Aku semakin yakin bahwasannya dosa terbesar anak manusia adalah diam.  Menutup mulut atas apa yang jelas-jelas tampak, mereka menganggap apa yang dilihatnya sebatas wawasan, bukan tanggungjawab. Jangankan bertindak, mengangkat suara pun tidak. Mereka hanya menggelengkan kepala, entah tidak percaya atau sekedar prihatin sejenak, selepas itu kembali diam. Membatukan segala, menghancurkan segala, mendurhakakan segala. Dosa dari segala dosa. Diam.

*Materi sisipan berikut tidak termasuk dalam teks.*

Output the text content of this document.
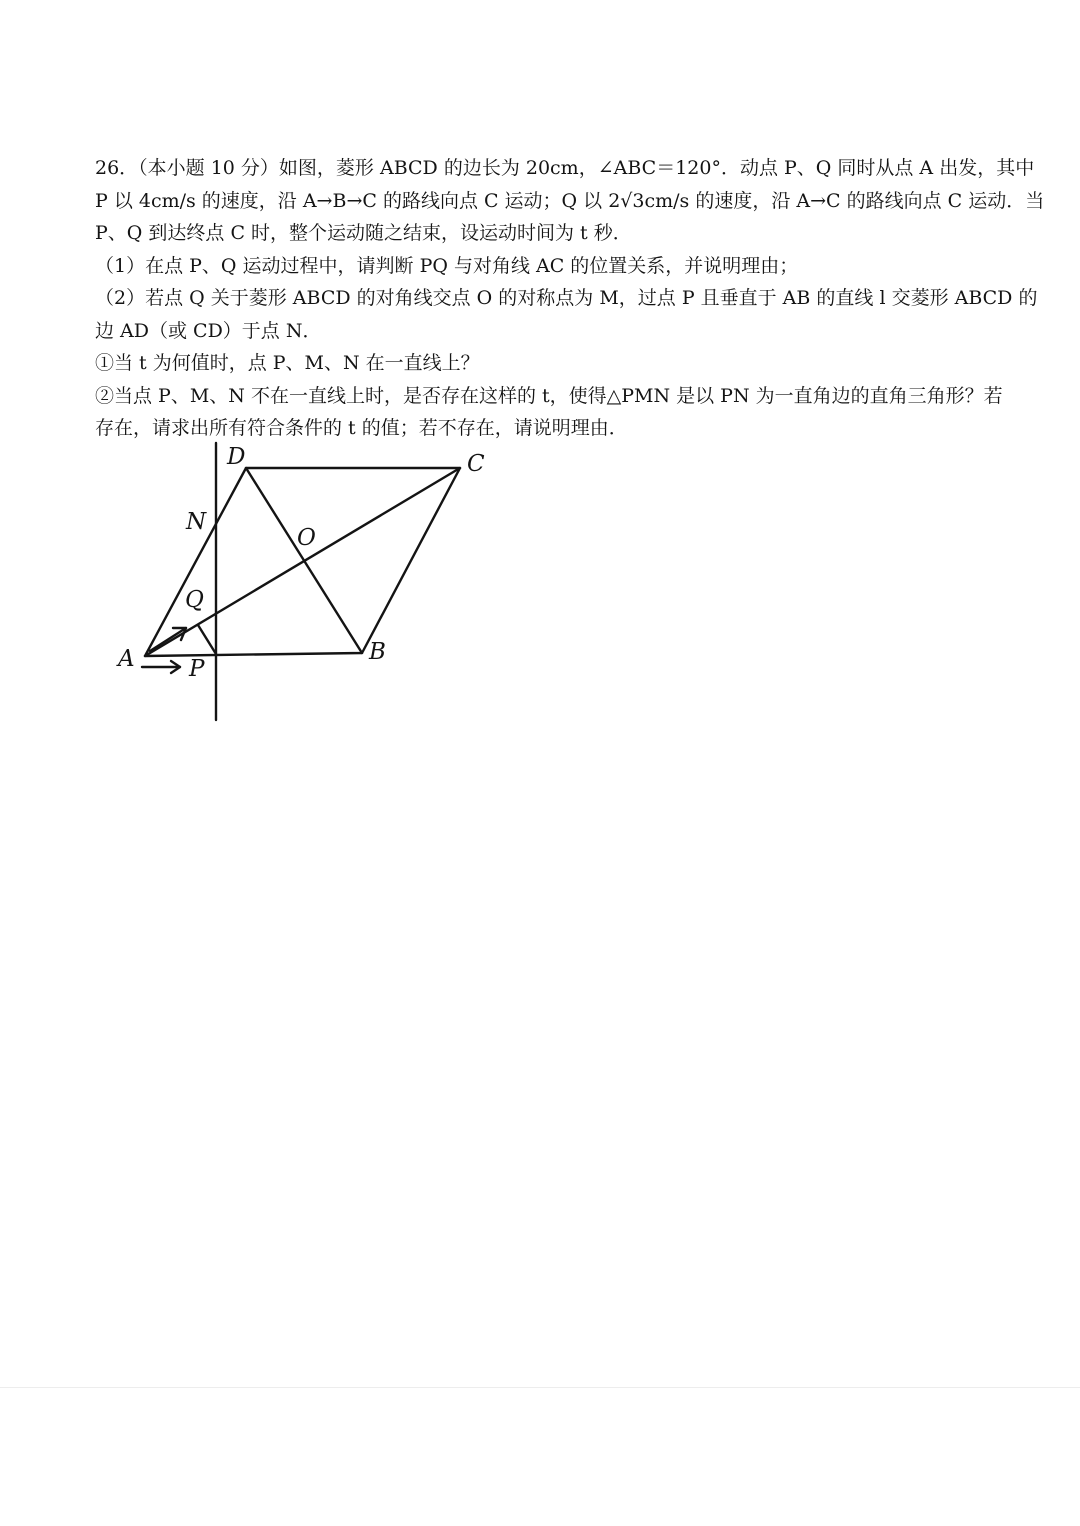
26．（本小题 10 分）如图，菱形 ABCD 的边长为 20cm，∠ABC＝120°．动点 P、Q 同时从点 A 出发，其中

P 以 4cm/s 的速度，沿 A→B→C 的路线向点 C 运动；Q 以 2√3cm/s 的速度，沿 A→C 的路线向点 C 运动．当

P、Q 到达终点 C 时，整个运动随之结束，设运动时间为 t 秒．

（1）在点 P、Q 运动过程中，请判断 PQ 与对角线 AC 的位置关系，并说明理由；

（2）若点 Q 关于菱形 ABCD 的对角线交点 O 的对称点为 M，过点 P 且垂直于 AB 的直线 l 交菱形 ABCD 的

边 AD（或 CD）于点 N．

①当 t 为何值时，点 P、M、N 在一直线上？

②当点 P、M、N 不在一直线上时，是否存在这样的 t，使得△PMN 是以 PN 为一直角边的直角三角形？若

存在，请求出所有符合条件的 t 的值；若不存在，请说明理由．

A	B
C
D
N
O
Q
P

Perkenalkan, namaku Cinta. Tidak perlu kalian tanyakan kenapa orangtuaku menamaiku demikian. Barangkali sebagian dari kalian merasa geli bila namaku disebutkan, atau mungkin timbul kesan menggairahkan, seksi, sintal, dan sensual. Bagiku tidak begitu penting. Maaf, betul, bagiku kesan kalian tidak begitu penting. Seperti apapun kesan yang muncul dalam benak kalian, yang jelas keistimewaanku melebihi apa yang mampu kalian bayangkan. Bahkan, tidak jarang aku berpikir kenapa Tuhan menganugerahkan kecantikan sempurna ini kepadaku bila Ia mencatatku ke dalam golongan orang-orang yang diam. Ah, semoga saja tidak! Setidaknya dengan bercerita seperti ini, aku mulai mengusir diam jauh-jauh dari kehidupan, dan berani berbuat sekecil apapun tindakan.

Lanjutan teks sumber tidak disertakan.